Şu soruların yanıtlarını biliyormuyuz?
Barış bildirgesindeki imzası olan kaç akademisyen ihraç edildi?
Kaç akademisyen çok sevdikleri öğrencilerinden ve öğretme isteğinden yoksun bırakıldı?
Onlardan boşalan yerlere kimler akademisyen olarak alındı?
Ne hissettiler,devlete ve yönetenlere karşı?
Bu geçen müddette ailelerini ,kendilerini nasıl geçindirdiler ,nasıl yaşadılar?
Kaçı hayata veda etti?
Yargıdan umutlarını kestiler mi mesela?
Her barış bildirgesi davasında umutlandılar mı,hayal kırıklığı yaşadılar mı mesela?
Her duruşma bir imtihan mıydı ,hem onlar hem de yargılama makamında olanlar için ?
Not verdiler mi hem kendilerine ,hem de kürsüdeki heyete ?
Pek birçoklarının verdiğini düşünüyoruz,zira yargı eğitimde de yargılama faaliyetinde de sınıfta kaldı.
Şimdi bütünleme vakti.Akademisyenlerin de öğretme sürecini gözden geçirme vakti.
Ancak bu elbette ki yeterli akademisyenlerle olacak .
Önce hak gayreti devam edecek . Yoksun bırakıldıkları tüm hakları teslim edilecek.İhraç edilen akademisyenler misyonlarının başına geçecekler ve geleceğin yargısında misyon alacak bireyleri ve güzel yargıçları yetiştirecekler.
Hemen olmayacak lakin kesinlikle olacak.
Anayasa mahkemesinde de yarı yarıya ise hak ve özgürlükler temelinde olaylara bakan ve kendisini atayana minnet borcunu kelamdan çıkmayarak ödeyen yargıçlar ,bizlerin yapacağı daha çok işimiz var demektir .

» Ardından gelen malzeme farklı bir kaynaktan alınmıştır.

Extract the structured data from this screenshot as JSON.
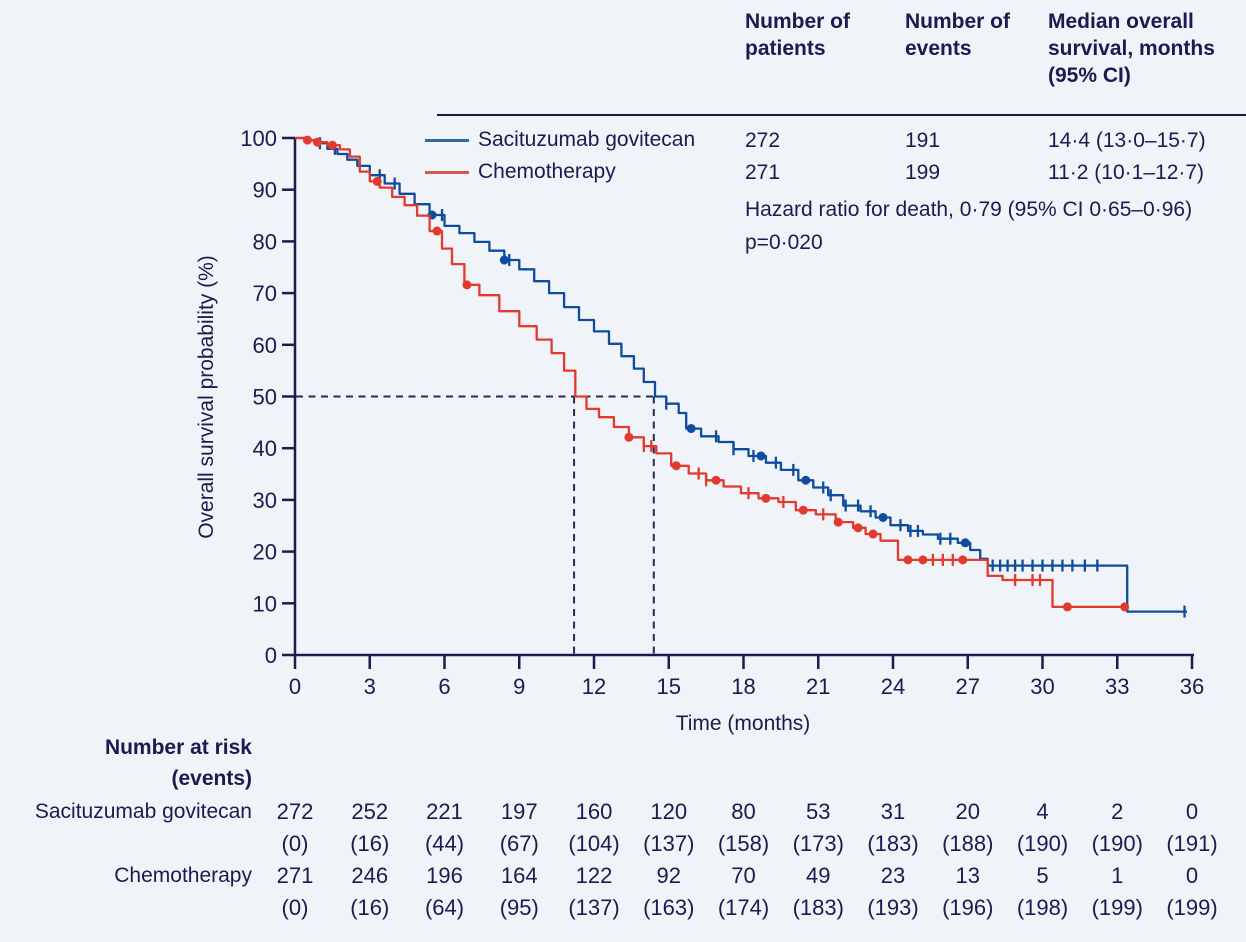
{
  "stats_table": {
    "col_headers": [
      "Number of patients",
      "Number of events",
      "Median overall survival, months (95% CI)"
    ],
    "hazard_ratio_text": "Hazard ratio for death, 0·79 (95% CI 0·65–0·96)",
    "p_value_text": "p=0·020"
  },
  "chart_data": {
    "type": "line",
    "subtype": "kaplan-meier-step",
    "title": "",
    "xlabel": "Time (months)",
    "ylabel": "Overall survival probability (%)",
    "xlim": [
      0,
      36
    ],
    "ylim": [
      0,
      100
    ],
    "x_ticks": [
      0,
      3,
      6,
      9,
      12,
      15,
      18,
      21,
      24,
      27,
      30,
      33,
      36
    ],
    "y_ticks": [
      0,
      10,
      20,
      30,
      40,
      50,
      60,
      70,
      80,
      90,
      100
    ],
    "grid": false,
    "legend_position": "top-left-inside",
    "median_reference": {
      "survival_pct": 50,
      "times": [
        11.2,
        14.4
      ]
    },
    "series": [
      {
        "name": "Sacituzumab govitecan",
        "color": "#0e4c9e",
        "number_of_patients": "272",
        "number_of_events": "191",
        "median_os": "14·4 (13·0–15·7)",
        "points": [
          [
            0,
            100
          ],
          [
            0.5,
            99.6
          ],
          [
            0.9,
            99
          ],
          [
            1.3,
            97.9
          ],
          [
            1.7,
            96.9
          ],
          [
            2.1,
            95.8
          ],
          [
            2.5,
            94.6
          ],
          [
            3.0,
            92.8
          ],
          [
            3.6,
            91.2
          ],
          [
            4.2,
            89.2
          ],
          [
            4.8,
            87.2
          ],
          [
            5.4,
            85.1
          ],
          [
            6.0,
            83
          ],
          [
            6.6,
            81.6
          ],
          [
            7.2,
            79.9
          ],
          [
            7.8,
            78.2
          ],
          [
            8.4,
            76.4
          ],
          [
            9.0,
            74.6
          ],
          [
            9.6,
            72.3
          ],
          [
            10.2,
            70
          ],
          [
            10.8,
            67.3
          ],
          [
            11.4,
            64.8
          ],
          [
            12.0,
            62.6
          ],
          [
            12.6,
            60.2
          ],
          [
            13.1,
            57.8
          ],
          [
            13.6,
            55.4
          ],
          [
            14.0,
            52.8
          ],
          [
            14.45,
            50
          ],
          [
            14.9,
            48.6
          ],
          [
            15.4,
            46.8
          ],
          [
            15.7,
            43.8
          ],
          [
            16.3,
            42.3
          ],
          [
            17.0,
            41.2
          ],
          [
            17.6,
            39.8
          ],
          [
            18.2,
            38.5
          ],
          [
            18.9,
            37.2
          ],
          [
            19.5,
            35.8
          ],
          [
            20.2,
            33.8
          ],
          [
            20.8,
            32.4
          ],
          [
            21.4,
            30.9
          ],
          [
            22.0,
            28.9
          ],
          [
            22.7,
            27.8
          ],
          [
            23.3,
            26.6
          ],
          [
            23.9,
            25.1
          ],
          [
            24.6,
            24
          ],
          [
            25.2,
            23.3
          ],
          [
            25.8,
            22.5
          ],
          [
            26.6,
            21.7
          ],
          [
            27.1,
            20.3
          ],
          [
            27.5,
            18.6
          ],
          [
            27.8,
            17.3
          ],
          [
            33.4,
            8.4
          ],
          [
            35.8,
            8.4
          ]
        ],
        "censor_times": [
          1.0,
          1.6,
          3.4,
          4.0,
          5.9,
          8.6,
          14.9,
          16.9,
          17.6,
          18.4,
          19.3,
          20.0,
          21.2,
          21.5,
          22.1,
          22.6,
          23.1,
          24.3,
          24.7,
          25.0,
          25.9,
          26.3,
          28.0,
          28.3,
          28.6,
          28.9,
          29.2,
          29.6,
          30.0,
          30.4,
          30.8,
          31.2,
          31.7,
          32.2,
          35.7
        ],
        "marker_times": [
          5.5,
          8.4,
          15.9,
          18.7,
          20.5,
          23.6,
          26.9
        ]
      },
      {
        "name": "Chemotherapy",
        "color": "#e23a2e",
        "number_of_patients": "271",
        "number_of_events": "199",
        "median_os": "11·2 (10·1–12·7)",
        "points": [
          [
            0,
            100
          ],
          [
            0.4,
            99.6
          ],
          [
            0.9,
            99.2
          ],
          [
            1.3,
            98.6
          ],
          [
            1.8,
            97.8
          ],
          [
            2.2,
            96.4
          ],
          [
            2.6,
            93.5
          ],
          [
            3.0,
            91.6
          ],
          [
            3.4,
            90.4
          ],
          [
            3.9,
            88.6
          ],
          [
            4.4,
            87
          ],
          [
            4.9,
            85
          ],
          [
            5.4,
            82
          ],
          [
            5.9,
            78.6
          ],
          [
            6.3,
            75.6
          ],
          [
            6.8,
            71.6
          ],
          [
            7.4,
            69.6
          ],
          [
            8.2,
            66.5
          ],
          [
            9.0,
            63.6
          ],
          [
            9.7,
            61
          ],
          [
            10.3,
            58.4
          ],
          [
            10.8,
            55
          ],
          [
            11.25,
            50
          ],
          [
            11.7,
            47.6
          ],
          [
            12.2,
            46
          ],
          [
            12.8,
            44.1
          ],
          [
            13.4,
            42.1
          ],
          [
            14.0,
            40.4
          ],
          [
            14.5,
            39
          ],
          [
            15.1,
            36.6
          ],
          [
            15.8,
            35.1
          ],
          [
            16.5,
            33.8
          ],
          [
            17.2,
            32.6
          ],
          [
            17.9,
            31.3
          ],
          [
            18.6,
            30.3
          ],
          [
            19.4,
            29.6
          ],
          [
            20.1,
            28
          ],
          [
            20.9,
            27.2
          ],
          [
            21.7,
            25.7
          ],
          [
            22.4,
            24.6
          ],
          [
            22.9,
            23.4
          ],
          [
            23.5,
            22.1
          ],
          [
            24.2,
            18.4
          ],
          [
            27.8,
            15.3
          ],
          [
            28.4,
            14.5
          ],
          [
            30.4,
            9.3
          ],
          [
            33.3,
            9.3
          ]
        ],
        "censor_times": [
          14.0,
          14.3,
          16.2,
          16.5,
          18.2,
          19.6,
          21.2,
          25.6,
          26.0,
          26.4,
          28.9,
          29.6,
          29.9
        ],
        "marker_times": [
          0.5,
          0.9,
          1.5,
          3.3,
          5.7,
          6.9,
          13.4,
          15.3,
          16.9,
          18.9,
          20.4,
          21.8,
          22.6,
          23.2,
          24.6,
          25.2,
          26.8,
          31.0,
          33.3
        ]
      }
    ],
    "risk_table": {
      "header_line1": "Number at risk",
      "header_line2": "(events)",
      "rows": [
        {
          "label": "Sacituzumab govitecan",
          "counts": [
            "272",
            "252",
            "221",
            "197",
            "160",
            "120",
            "80",
            "53",
            "31",
            "20",
            "4",
            "2",
            "0"
          ],
          "events": [
            "(0)",
            "(16)",
            "(44)",
            "(67)",
            "(104)",
            "(137)",
            "(158)",
            "(173)",
            "(183)",
            "(188)",
            "(190)",
            "(190)",
            "(191)"
          ]
        },
        {
          "label": "Chemotherapy",
          "counts": [
            "271",
            "246",
            "196",
            "164",
            "122",
            "92",
            "70",
            "49",
            "23",
            "13",
            "5",
            "1",
            "0"
          ],
          "events": [
            "(0)",
            "(16)",
            "(64)",
            "(95)",
            "(137)",
            "(163)",
            "(174)",
            "(183)",
            "(193)",
            "(196)",
            "(198)",
            "(199)",
            "(199)"
          ]
        }
      ]
    },
    "colors": {
      "text_navy": "#1d1a4f",
      "dashed_reference": "#2a2a5a",
      "background": "#f0f3f8"
    }
  }
}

Çalışmaya devam etmek ve ümitsizliğe kapılmamak gerekir.
Hatırlatmada fayda var.
Üç yıl evvel ki açıklamamız da şunları söylemiştik:
Kamuoyuna Duyurumuzdur
686 sayılı KHK ile akademisyenlerin tasfiyeye tabi tutulduğunu,tasfiye edilen akademisyenlerin bilimsel liyakat,akademik özgürlük ve özerklik unsurlarını benimsemiş,anayasal demokrasiyi savunan biatı reddeden ,barış isteyen akademisyenler olduğunu görüyoruz.
Bu yapılanların hiçbir halde izahı yoktur.
Bilim insanlarının yerlerde sürüklendiği,tartaklandığı,cüppelerinin çiğnendiği manzaraları hafızalarımızdan silinmeyecek.Yapılanların akademisyenlerin şahsında özgür ve bilimsel akla,bilim üreten üniversitelere ve gelecek jenerasyonlarda dehşet yaratmaya yönelik olduğunu da görüyoruz.
Akademisyenlerin terör örgütleri ile irtibatlandırma gayreti beyhude bir uğraş olup,bu maya tutmayacaktır.
Eğilip bükülmeyen ,onurlu akademisyenlerimizin önünde hürmetle eğiliyor,dayanışma ve birlikte çaba ile yapılan yanlışların düzeltileceğine inanıyoruz.”